Malnutrition does not only stunt bodies; it limits learning, narrows possibilities, and shapes futures before they even begin. To be blunt, ‘human capital’ development starts in the womb and continues through the first 1,000 days of life. If we fail in that window, the consequences extend far beyond health; they affect education, productivity, and the future of entire communities.

Through Fight Malnutrition, we have reached thousands of women and children across communities in Nigeria, providing nutrition support, managing cases of malnutrition at the community level, supporting vulnerable households, and building local capacity through training and education. 

But this is only the beginning.

 

What We Have Seen So Far

What began as individual moments of change has grown into measurable impact across communities. The same stories of recovery, learning, and resilience are now reflected in the numbers, each one representing a life reached, a mother supported, or a child given a better start.

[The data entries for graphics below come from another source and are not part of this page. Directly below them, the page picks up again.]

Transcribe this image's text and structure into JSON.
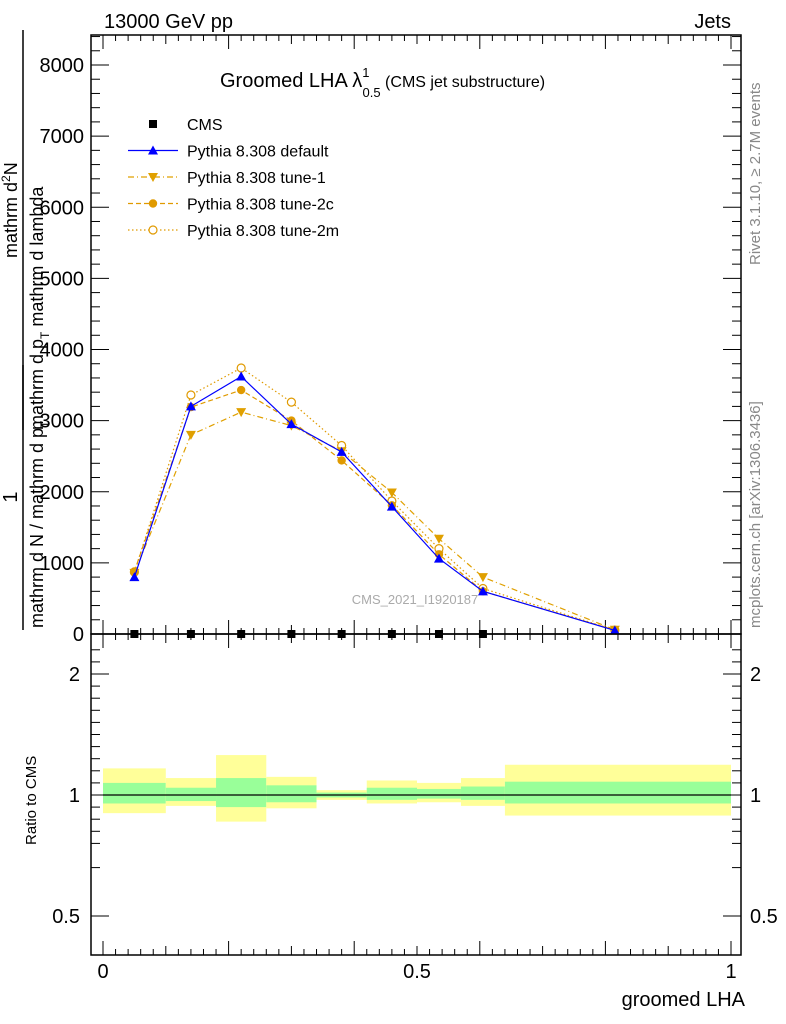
{
  "header": {
    "left": "13000 GeV pp",
    "right": "Jets"
  },
  "side": {
    "rivet": "Rivet 3.1.10, ≥ 2.7M events",
    "mcplots": "mcplots.cern.ch [arXiv:1306.3436]"
  },
  "watermark": "CMS_2021_I1920187",
  "title": {
    "main": "Groomed LHA ",
    "symbol": "λ",
    "sup": "1",
    "sub": "0.5",
    "note": " (CMS jet substructure)"
  },
  "ylabel_upper": {
    "frac1_num": "1",
    "frac1_den": "mathrm d N / mathrm d p",
    "frac1_den_sub": "T",
    "frac2_num": "mathrm d",
    "frac2_num_sup": "2",
    "frac2_num_rest": "N",
    "frac2_den": "mathrm d p",
    "frac2_den_sub": "T",
    "frac2_den_rest": " mathrm d lambda"
  },
  "ylabel_lower": "Ratio to CMS",
  "xlabel": "groomed LHA",
  "legend": [
    {
      "label": "CMS",
      "color": "#000000",
      "marker": "square",
      "line": "none"
    },
    {
      "label": "Pythia 8.308 default",
      "color": "#0000ff",
      "marker": "triangle-up",
      "line": "solid"
    },
    {
      "label": "Pythia 8.308 tune-1",
      "color": "#e0a000",
      "marker": "triangle-down",
      "line": "dashdot"
    },
    {
      "label": "Pythia 8.308 tune-2c",
      "color": "#e09a00",
      "marker": "circle",
      "line": "dashed"
    },
    {
      "label": "Pythia 8.308 tune-2m",
      "color": "#e09a00",
      "marker": "circle-open",
      "line": "dotted"
    }
  ],
  "chart_data": [
    {
      "type": "line",
      "xlim": [
        0,
        1
      ],
      "ylim": [
        0,
        8400
      ],
      "yticks": [
        0,
        1000,
        2000,
        3000,
        4000,
        5000,
        6000,
        7000,
        8000
      ],
      "ytick_labels": [
        "0",
        "1000",
        "2000",
        "3000",
        "4000",
        "5000",
        "6000",
        "7000",
        "8000"
      ],
      "x": [
        0.05,
        0.14,
        0.22,
        0.3,
        0.38,
        0.46,
        0.535,
        0.605,
        0.815
      ],
      "series": [
        {
          "name": "CMS",
          "values": [
            0,
            0,
            0,
            0,
            0,
            0,
            0,
            0,
            null
          ]
        },
        {
          "name": "Pythia 8.308 default",
          "values": [
            800,
            3200,
            3620,
            2950,
            2560,
            1790,
            1060,
            600,
            50
          ]
        },
        {
          "name": "Pythia 8.308 tune-1",
          "values": [
            860,
            2800,
            3120,
            2930,
            2570,
            1990,
            1340,
            800,
            60
          ]
        },
        {
          "name": "Pythia 8.308 tune-2c",
          "values": [
            880,
            3190,
            3430,
            3000,
            2440,
            1810,
            1120,
            600,
            55
          ]
        },
        {
          "name": "Pythia 8.308 tune-2m",
          "values": [
            870,
            3360,
            3740,
            3260,
            2650,
            1870,
            1200,
            640,
            55
          ]
        }
      ]
    },
    {
      "type": "area",
      "xlim": [
        0,
        1
      ],
      "ylim": [
        0.35,
        2.3
      ],
      "yticks": [
        0.5,
        1,
        2
      ],
      "ytick_labels": [
        "0.5",
        "1",
        "2"
      ],
      "xticks": [
        0,
        0.5,
        1
      ],
      "xtick_labels": [
        "0",
        "0.5",
        "1"
      ],
      "bins": [
        [
          0,
          0.1
        ],
        [
          0.1,
          0.18
        ],
        [
          0.18,
          0.26
        ],
        [
          0.26,
          0.34
        ],
        [
          0.34,
          0.42
        ],
        [
          0.42,
          0.5
        ],
        [
          0.5,
          0.57
        ],
        [
          0.57,
          0.64
        ],
        [
          0.64,
          1.0
        ]
      ],
      "inner_band": [
        [
          0.93,
          1.1
        ],
        [
          0.95,
          1.06
        ],
        [
          0.9,
          1.14
        ],
        [
          0.94,
          1.08
        ],
        [
          0.98,
          1.02
        ],
        [
          0.96,
          1.06
        ],
        [
          0.97,
          1.05
        ],
        [
          0.96,
          1.07
        ],
        [
          0.93,
          1.11
        ]
      ],
      "outer_band": [
        [
          0.85,
          1.22
        ],
        [
          0.91,
          1.14
        ],
        [
          0.78,
          1.33
        ],
        [
          0.89,
          1.15
        ],
        [
          0.96,
          1.04
        ],
        [
          0.93,
          1.12
        ],
        [
          0.94,
          1.1
        ],
        [
          0.91,
          1.14
        ],
        [
          0.83,
          1.25
        ]
      ],
      "inner_color": "#99ff99",
      "outer_color": "#ffff99",
      "reference": 1
    }
  ]
}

Through Fight Malnutrition and our community work:

  • 2,860 women educated on Maternal, Infant and Young Child Nutrition (MIYCN)
  • 2800 children have received nutrition support
  • 1873 Moderate Acute Malnutrition (MAM) cases managed at community level
  • 960 vulnerable households supported with food assistance
  • 537 Severe Acute Malnutrition (SAM) cases identified and referred to health facilities
  • 450 Women trained on soy milk and Tom Brown formulation using local ingredients
  • 8 communities in Kano State Nigeria

 

What Comes Next

Our next step is MOMCare (Mother’s Own Milk Care), a simple, facility-linked lactation support model designed to ensure newborns receive their mother’s milk immediately after birth and during the early postnatal period.

Breastfeeding is one of the most powerful, low-cost, life-saving interventions we have. Yet in Kano State, fewer than 1 in 7 infants are exclusively breastfed. This means many children begin life already disadvantaged. And MOMCare is designed to protect the very first nutrition a child receives because prevention must begin at birth.

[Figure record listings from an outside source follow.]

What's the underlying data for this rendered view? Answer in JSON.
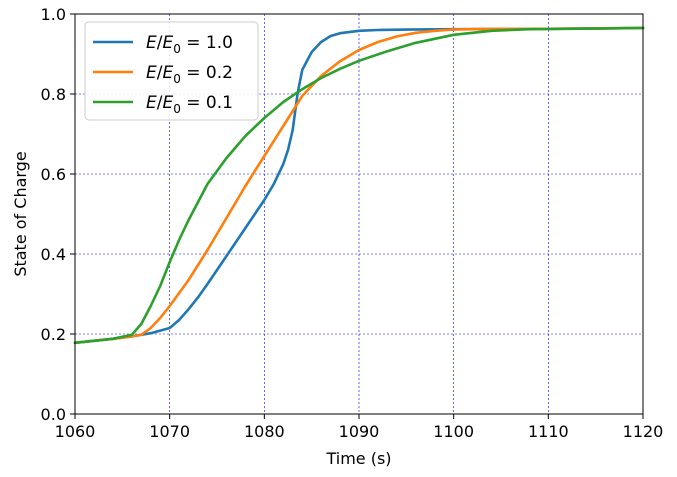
{
  "chart_data": {
    "type": "line",
    "xlabel": "Time (s)",
    "ylabel": "State of Charge",
    "xlim": [
      1060,
      1120
    ],
    "ylim": [
      0.0,
      1.0
    ],
    "xticks": [
      1060,
      1070,
      1080,
      1090,
      1100,
      1110,
      1120
    ],
    "xtick_labels": [
      "1060",
      "1070",
      "1080",
      "1090",
      "1100",
      "1110",
      "1120"
    ],
    "yticks": [
      0.0,
      0.2,
      0.4,
      0.6,
      0.8,
      1.0
    ],
    "ytick_labels": [
      "0.0",
      "0.2",
      "0.4",
      "0.6",
      "0.8",
      "1.0"
    ],
    "grid": true,
    "legend_position": "top-left",
    "series": [
      {
        "name": "E/E₀ = 1.0",
        "legend_parts": [
          "E",
          "/",
          "E",
          "0",
          "= 1.0"
        ],
        "color": "#1f77b4",
        "x": [
          1060,
          1062,
          1064,
          1066,
          1068,
          1070,
          1071,
          1072,
          1073,
          1074,
          1075,
          1076,
          1078,
          1080,
          1081,
          1082,
          1082.5,
          1083,
          1083.5,
          1084,
          1085,
          1086,
          1087,
          1088,
          1090,
          1092,
          1095,
          1100,
          1110,
          1120
        ],
        "y": [
          0.178,
          0.183,
          0.188,
          0.194,
          0.202,
          0.215,
          0.235,
          0.262,
          0.292,
          0.325,
          0.36,
          0.395,
          0.465,
          0.535,
          0.575,
          0.625,
          0.66,
          0.71,
          0.8,
          0.86,
          0.905,
          0.93,
          0.945,
          0.952,
          0.958,
          0.96,
          0.961,
          0.962,
          0.963,
          0.965
        ]
      },
      {
        "name": "E/E₀ = 0.2",
        "legend_parts": [
          "E",
          "/",
          "E",
          "0",
          "= 0.2"
        ],
        "color": "#ff7f0e",
        "x": [
          1060,
          1062,
          1064,
          1066,
          1067,
          1068,
          1069,
          1070,
          1072,
          1074,
          1076,
          1078,
          1080,
          1082,
          1084,
          1086,
          1088,
          1090,
          1092,
          1094,
          1096,
          1098,
          1100,
          1102,
          1105,
          1110,
          1120
        ],
        "y": [
          0.178,
          0.183,
          0.188,
          0.194,
          0.198,
          0.215,
          0.24,
          0.27,
          0.335,
          0.41,
          0.49,
          0.57,
          0.645,
          0.72,
          0.795,
          0.845,
          0.882,
          0.91,
          0.93,
          0.944,
          0.953,
          0.958,
          0.961,
          0.962,
          0.963,
          0.963,
          0.965
        ]
      },
      {
        "name": "E/E₀ = 0.1",
        "legend_parts": [
          "E",
          "/",
          "E",
          "0",
          "= 0.1"
        ],
        "color": "#2ca02c",
        "x": [
          1060,
          1062,
          1064,
          1066,
          1067,
          1068,
          1069,
          1070,
          1071,
          1072,
          1073,
          1074,
          1076,
          1078,
          1080,
          1082,
          1084,
          1086,
          1088,
          1090,
          1093,
          1096,
          1100,
          1104,
          1108,
          1112,
          1116,
          1120
        ],
        "y": [
          0.178,
          0.183,
          0.188,
          0.198,
          0.225,
          0.27,
          0.32,
          0.38,
          0.435,
          0.485,
          0.53,
          0.575,
          0.64,
          0.695,
          0.74,
          0.78,
          0.812,
          0.84,
          0.863,
          0.883,
          0.907,
          0.928,
          0.948,
          0.958,
          0.962,
          0.963,
          0.964,
          0.965
        ]
      }
    ]
  }
}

Every child we help is not just a life saved.

It is a future protected.

A malnourished child struggles to learn; a child who cannot learn struggles to finish school; and a young person without that foundation struggles to participate meaningfully in society.

This work cannot be done alone. It requires all of us (partners, communities, policymakers, and individuals) to shift from reacting to crises to preventing them.

It requires us to invest in what works, trust communities to lead, and recognize that every child deserves more than survival.

Because the truth is simple. No child should have to become a statistic before they are saved. The future we speak of begins with the children we choose to protect today.